Again we see a grim and violent ending to a Lon Chaney film. Tod Browning was able to use trick photography to make the chimpanzee look much taller than its three foot stature. Some of his tricks included, Harry Earles doubling for Lon Chaney in the scene where the chimpanzee is released from the cage and creating a smaller set built for their cabin hideout. The forced perspective was effective, but not the first time it was used. By this time it had already been around for decades, and even one year earlier in Douglas FairbanksThe Thief of Bagdad.

The Unholy Three (1925) – marked at the climax where the Ape kills Hercules.

The film was a big success for Chaney and Tod Browning and a great start to their run at MGM.

1930 Version – Talkie

The Unholy Three was remade in 1930 after the advent of sound. The film was recast with the exception of Lon Chaney and Harry Earles, who both reprised their roles from 1925. There were some slight changes to the story, like Hercules (Ivan Linow) played the grandfather instead of an employee of the pet shop and the ape was played by an actor instead of a chimpanzee, but most everything else was the same.

This film also marked the first, and only, time that Lon Chaney would be be in a sound picture. At least we were able to see this in a role where he played two characters. Thus, allowing us to see a piece of his range and style. Unfortunately, Lon Chaney died a month after the release of The Unholy Three.

Legacy & Death

Chaney was diagnosed with Lung Cancer towards the end of 1929 and died on August 26, 1930. It is tragic that he was not able to continue to make films into the sound era. Who knows what kinds of characters he could have brought to life.

Over the course of his career, Lon Chaney made 77 short films between 1913 and 1917 and 80 feature length films between 1915 and 1930. Chaney made ten films with Tod Browning. The first was in 1919, The Wicked Darling. The other eight were The Unholy Three, The Blackbird, The Road to Mandalay, The Unknown, London After Midnight, The Big City, West of Zanzibar, and Where East is East. Unfortunately, many of these films are lost. On top of that, Chaney’s untimely death in 1930 stopped him from being able to star in Tod Browning’s later films, like Dracula.

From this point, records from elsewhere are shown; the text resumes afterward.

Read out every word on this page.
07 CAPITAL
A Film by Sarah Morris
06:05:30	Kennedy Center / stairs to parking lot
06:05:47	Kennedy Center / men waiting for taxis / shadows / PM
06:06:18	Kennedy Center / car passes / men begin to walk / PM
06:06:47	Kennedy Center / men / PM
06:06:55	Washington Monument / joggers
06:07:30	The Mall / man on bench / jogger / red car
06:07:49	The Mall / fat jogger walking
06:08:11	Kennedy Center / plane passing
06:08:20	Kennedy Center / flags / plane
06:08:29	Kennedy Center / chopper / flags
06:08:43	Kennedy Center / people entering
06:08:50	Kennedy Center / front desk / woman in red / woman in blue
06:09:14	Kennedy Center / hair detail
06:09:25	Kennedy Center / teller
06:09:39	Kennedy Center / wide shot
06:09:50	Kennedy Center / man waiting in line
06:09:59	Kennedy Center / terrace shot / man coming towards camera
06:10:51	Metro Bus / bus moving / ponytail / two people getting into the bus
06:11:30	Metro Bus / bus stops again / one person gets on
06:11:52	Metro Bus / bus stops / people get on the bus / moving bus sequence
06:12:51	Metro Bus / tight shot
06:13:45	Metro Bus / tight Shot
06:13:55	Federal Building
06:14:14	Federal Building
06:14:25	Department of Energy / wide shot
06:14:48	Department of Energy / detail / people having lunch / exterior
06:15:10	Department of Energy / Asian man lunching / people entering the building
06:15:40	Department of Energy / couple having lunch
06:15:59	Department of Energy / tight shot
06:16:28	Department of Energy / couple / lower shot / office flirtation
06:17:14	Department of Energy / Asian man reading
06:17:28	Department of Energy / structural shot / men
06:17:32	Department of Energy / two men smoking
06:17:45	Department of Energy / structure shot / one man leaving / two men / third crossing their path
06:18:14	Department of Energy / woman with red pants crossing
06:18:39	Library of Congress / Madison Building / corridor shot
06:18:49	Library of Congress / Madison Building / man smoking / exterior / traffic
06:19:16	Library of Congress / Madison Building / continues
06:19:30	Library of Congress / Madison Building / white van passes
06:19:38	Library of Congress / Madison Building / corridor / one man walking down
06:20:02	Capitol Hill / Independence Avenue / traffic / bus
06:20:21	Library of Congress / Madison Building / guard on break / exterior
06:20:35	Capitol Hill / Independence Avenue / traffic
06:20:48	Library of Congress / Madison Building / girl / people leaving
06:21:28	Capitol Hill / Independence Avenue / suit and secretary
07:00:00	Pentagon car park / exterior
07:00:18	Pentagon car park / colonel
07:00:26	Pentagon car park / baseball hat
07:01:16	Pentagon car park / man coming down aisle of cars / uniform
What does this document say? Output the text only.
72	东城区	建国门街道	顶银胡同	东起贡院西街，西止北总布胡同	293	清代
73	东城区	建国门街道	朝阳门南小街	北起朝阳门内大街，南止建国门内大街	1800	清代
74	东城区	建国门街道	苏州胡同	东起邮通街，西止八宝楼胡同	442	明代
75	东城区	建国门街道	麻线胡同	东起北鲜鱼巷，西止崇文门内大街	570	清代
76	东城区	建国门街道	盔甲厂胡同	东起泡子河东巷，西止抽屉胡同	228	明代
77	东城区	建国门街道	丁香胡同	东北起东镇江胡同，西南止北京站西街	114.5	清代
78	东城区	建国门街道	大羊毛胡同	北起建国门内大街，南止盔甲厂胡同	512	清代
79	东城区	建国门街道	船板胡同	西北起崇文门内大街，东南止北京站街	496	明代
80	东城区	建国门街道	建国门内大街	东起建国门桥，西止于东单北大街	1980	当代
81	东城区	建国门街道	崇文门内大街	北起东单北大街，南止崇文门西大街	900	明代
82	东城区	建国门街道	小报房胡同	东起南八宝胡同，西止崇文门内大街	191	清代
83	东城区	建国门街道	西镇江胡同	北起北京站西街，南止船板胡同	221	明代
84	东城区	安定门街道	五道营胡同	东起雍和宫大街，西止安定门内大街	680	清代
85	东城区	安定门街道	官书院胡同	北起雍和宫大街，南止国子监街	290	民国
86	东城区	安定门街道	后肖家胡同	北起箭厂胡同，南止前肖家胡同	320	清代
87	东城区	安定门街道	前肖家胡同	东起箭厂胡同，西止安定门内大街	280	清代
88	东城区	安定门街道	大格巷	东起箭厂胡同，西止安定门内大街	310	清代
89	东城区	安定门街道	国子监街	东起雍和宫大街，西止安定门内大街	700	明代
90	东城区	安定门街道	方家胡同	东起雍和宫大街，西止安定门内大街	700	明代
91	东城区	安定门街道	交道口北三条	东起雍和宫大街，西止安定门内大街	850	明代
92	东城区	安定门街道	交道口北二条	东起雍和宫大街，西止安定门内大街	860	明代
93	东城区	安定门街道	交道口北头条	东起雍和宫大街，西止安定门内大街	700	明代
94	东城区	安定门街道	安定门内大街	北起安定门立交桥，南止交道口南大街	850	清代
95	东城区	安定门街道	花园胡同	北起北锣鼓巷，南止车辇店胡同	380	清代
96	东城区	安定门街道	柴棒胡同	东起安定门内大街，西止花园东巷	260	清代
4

Chaney’s ability to transform his face and body with makeup and costumes was legendary. He did not use full latex masks, but instead went to great lengths to carefully apply the minimum amount of makeup needed to obtain the desired look. He would deform his face with metal wire, false teeth, precise shading, etc.. This allowed him to present a deformed or unusual face while still being able to use the muscles in his face to emote. Chaney was also a great actor, dedicated and hardworking towards his craft. His ability to blend his acting and makeup skills combined with his professionalism in his craft is what made him a legendary actor. Thus, cementing himself as one of the first, and greatest, character actors of film.

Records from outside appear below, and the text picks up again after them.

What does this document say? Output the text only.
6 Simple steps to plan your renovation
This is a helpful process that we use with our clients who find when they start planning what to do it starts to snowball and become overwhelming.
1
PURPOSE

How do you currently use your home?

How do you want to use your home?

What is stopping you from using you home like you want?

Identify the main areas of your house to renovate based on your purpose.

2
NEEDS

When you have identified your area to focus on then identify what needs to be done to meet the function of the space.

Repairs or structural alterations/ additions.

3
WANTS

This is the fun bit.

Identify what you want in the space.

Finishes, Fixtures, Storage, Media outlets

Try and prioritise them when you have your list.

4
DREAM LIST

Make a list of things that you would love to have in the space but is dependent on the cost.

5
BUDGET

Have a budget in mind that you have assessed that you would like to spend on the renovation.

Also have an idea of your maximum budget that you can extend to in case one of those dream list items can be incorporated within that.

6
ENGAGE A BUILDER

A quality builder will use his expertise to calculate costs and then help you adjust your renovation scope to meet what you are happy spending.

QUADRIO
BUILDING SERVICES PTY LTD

His moniker, The Man with a Thousand Faces would live on long after his death. In 1957, James Cagney starred as Lon Chaney in a film of his life, Man of a Thousand Faces. The story was embellished for dramatic effect, as you would expect, but was well received at the time. There is no doubt that Chaney’s skills in bringing a thousand faces to life influenced future filmmaking, especially in the horror and thriller genre.